We, the participants in the “Lead Higher” collaborative, hereby commit –

  1. To dedicate substantial effort to ensuring that America’s diversity is fully reflected at the highest academic levels in our K-12 schools.
    1. Given America’s commitment to equal educational opportunities as a foundation for social justice and economic vitality;
    2. Given the need to elevate the national conversation about what’s academically possible for low-income students and students of color far beyond the recent decade+ focus on proficiency, and given that the achievement gap at advanced levels has expanded significantly in the past decade; and
    3. Given today’s opportunity to announce the largest commitment ever to equity at the highest academic levels, and the first major collaboration by providers of advanced coursework.
  2. To serve an additional 100,000 low-income students and students of color in AP & IB courses over the next three years.
    1. Given that about 650,000 more low-income students and students of color per year should be represented in the AP/IB course-taking population, but are not.
  3. To increase by five-fold the number of schools that fully reflect their school population’s diversity in AP & IB courses over the next three years.
    1. Given that the race and income AP/IB access gaps are driven at the school level and would be nearly closed nationally if within-school gaps were closed;
    2. Given that currently, fewer than 1% of diverse schools nationwide have significant AP/IB programs in which the AP/IB students reflect the diversity of the overall school population; and
    3. Given multiple examples that schools can close these gaps in a single year while boosting AP/IB exam passage.

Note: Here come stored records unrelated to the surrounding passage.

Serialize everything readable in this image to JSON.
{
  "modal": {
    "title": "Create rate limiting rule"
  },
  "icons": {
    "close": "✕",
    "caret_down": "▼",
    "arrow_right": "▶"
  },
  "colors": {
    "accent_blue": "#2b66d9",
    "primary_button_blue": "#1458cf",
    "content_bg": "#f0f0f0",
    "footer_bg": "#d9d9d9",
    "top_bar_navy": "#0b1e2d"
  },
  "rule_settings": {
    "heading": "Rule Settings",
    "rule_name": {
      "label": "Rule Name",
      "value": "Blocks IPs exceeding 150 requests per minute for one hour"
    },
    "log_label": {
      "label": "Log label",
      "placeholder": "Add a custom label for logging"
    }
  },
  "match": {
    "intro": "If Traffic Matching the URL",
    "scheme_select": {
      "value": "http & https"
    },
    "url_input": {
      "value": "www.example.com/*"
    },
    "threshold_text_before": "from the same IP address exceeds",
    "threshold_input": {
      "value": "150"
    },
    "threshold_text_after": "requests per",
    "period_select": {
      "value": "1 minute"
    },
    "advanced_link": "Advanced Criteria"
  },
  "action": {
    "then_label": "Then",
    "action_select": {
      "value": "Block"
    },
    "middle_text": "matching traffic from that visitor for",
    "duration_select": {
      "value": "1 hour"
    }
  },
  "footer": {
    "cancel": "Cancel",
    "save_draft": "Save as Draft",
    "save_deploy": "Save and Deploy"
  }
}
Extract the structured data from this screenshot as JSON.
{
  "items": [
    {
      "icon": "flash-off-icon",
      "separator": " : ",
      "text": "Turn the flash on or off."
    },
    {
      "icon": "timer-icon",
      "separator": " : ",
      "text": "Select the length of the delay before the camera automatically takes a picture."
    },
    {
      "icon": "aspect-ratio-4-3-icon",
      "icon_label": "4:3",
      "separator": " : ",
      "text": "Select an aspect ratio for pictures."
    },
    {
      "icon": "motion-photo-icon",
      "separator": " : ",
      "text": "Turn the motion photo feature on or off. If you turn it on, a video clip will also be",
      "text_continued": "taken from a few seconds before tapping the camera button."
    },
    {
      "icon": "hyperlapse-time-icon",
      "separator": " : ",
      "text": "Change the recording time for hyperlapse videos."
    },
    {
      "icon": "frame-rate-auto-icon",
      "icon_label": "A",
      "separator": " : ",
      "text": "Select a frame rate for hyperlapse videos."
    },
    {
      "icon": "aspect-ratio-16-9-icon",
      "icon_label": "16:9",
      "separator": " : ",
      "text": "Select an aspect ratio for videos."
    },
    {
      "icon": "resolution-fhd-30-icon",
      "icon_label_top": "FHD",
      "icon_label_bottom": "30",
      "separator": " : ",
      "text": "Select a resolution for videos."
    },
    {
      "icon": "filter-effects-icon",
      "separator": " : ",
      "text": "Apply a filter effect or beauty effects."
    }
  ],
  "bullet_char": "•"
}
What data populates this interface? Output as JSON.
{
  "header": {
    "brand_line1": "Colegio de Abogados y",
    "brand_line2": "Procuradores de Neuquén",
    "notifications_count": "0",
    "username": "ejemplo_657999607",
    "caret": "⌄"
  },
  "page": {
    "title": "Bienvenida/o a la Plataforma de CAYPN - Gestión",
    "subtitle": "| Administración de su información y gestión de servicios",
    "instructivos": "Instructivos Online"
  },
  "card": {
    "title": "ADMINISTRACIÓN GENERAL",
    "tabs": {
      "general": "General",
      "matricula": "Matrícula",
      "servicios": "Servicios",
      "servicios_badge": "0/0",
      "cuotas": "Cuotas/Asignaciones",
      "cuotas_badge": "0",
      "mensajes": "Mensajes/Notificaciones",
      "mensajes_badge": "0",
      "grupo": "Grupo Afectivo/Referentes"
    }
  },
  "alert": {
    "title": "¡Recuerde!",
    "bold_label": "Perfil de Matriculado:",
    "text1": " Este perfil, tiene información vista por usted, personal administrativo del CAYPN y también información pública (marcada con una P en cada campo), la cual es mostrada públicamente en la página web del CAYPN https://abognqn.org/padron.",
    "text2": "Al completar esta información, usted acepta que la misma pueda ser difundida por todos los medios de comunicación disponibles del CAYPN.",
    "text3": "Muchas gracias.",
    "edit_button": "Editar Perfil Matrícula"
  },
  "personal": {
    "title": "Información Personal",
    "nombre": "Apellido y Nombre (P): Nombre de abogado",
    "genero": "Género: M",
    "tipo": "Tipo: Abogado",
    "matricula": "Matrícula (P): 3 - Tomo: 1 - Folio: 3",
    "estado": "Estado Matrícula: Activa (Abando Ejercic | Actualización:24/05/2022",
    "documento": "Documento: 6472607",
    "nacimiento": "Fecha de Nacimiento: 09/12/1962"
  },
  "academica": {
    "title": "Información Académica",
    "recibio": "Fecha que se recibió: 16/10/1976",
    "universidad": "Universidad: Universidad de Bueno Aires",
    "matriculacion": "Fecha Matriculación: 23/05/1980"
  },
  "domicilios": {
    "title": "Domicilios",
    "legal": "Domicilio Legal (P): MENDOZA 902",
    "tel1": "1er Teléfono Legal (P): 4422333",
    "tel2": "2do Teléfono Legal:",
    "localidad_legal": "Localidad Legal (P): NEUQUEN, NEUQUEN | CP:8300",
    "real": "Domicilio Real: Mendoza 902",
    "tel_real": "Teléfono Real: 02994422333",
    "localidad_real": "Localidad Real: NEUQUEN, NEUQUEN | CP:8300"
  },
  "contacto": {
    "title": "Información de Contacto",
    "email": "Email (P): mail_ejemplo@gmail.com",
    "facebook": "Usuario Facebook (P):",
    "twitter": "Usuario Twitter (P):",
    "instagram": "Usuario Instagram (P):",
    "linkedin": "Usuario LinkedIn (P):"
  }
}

  4. To collaborate with one another to find innovative ways to achieve equity in advanced high school courses, connecting:
    1. The deep data and school coaching experience of Equal Opportunity Schools;
    2. The proven experience of College Board, a membership organization, in helping to prepare and propel all students toward college success;
    3. The proven school wide transformational practices of an international education as required by the International Baccalaureate; and
    4. The essential support and perspective of our many foundation, non-profit, and business partners
  5. To report results using a set of shared metrics that promote collaboration, common understanding, and cross-organizational progress, with an intention of announcing these metrics and baselines by September 2015.

Pledged this 28th day of April, 2015, in Washington, D.C.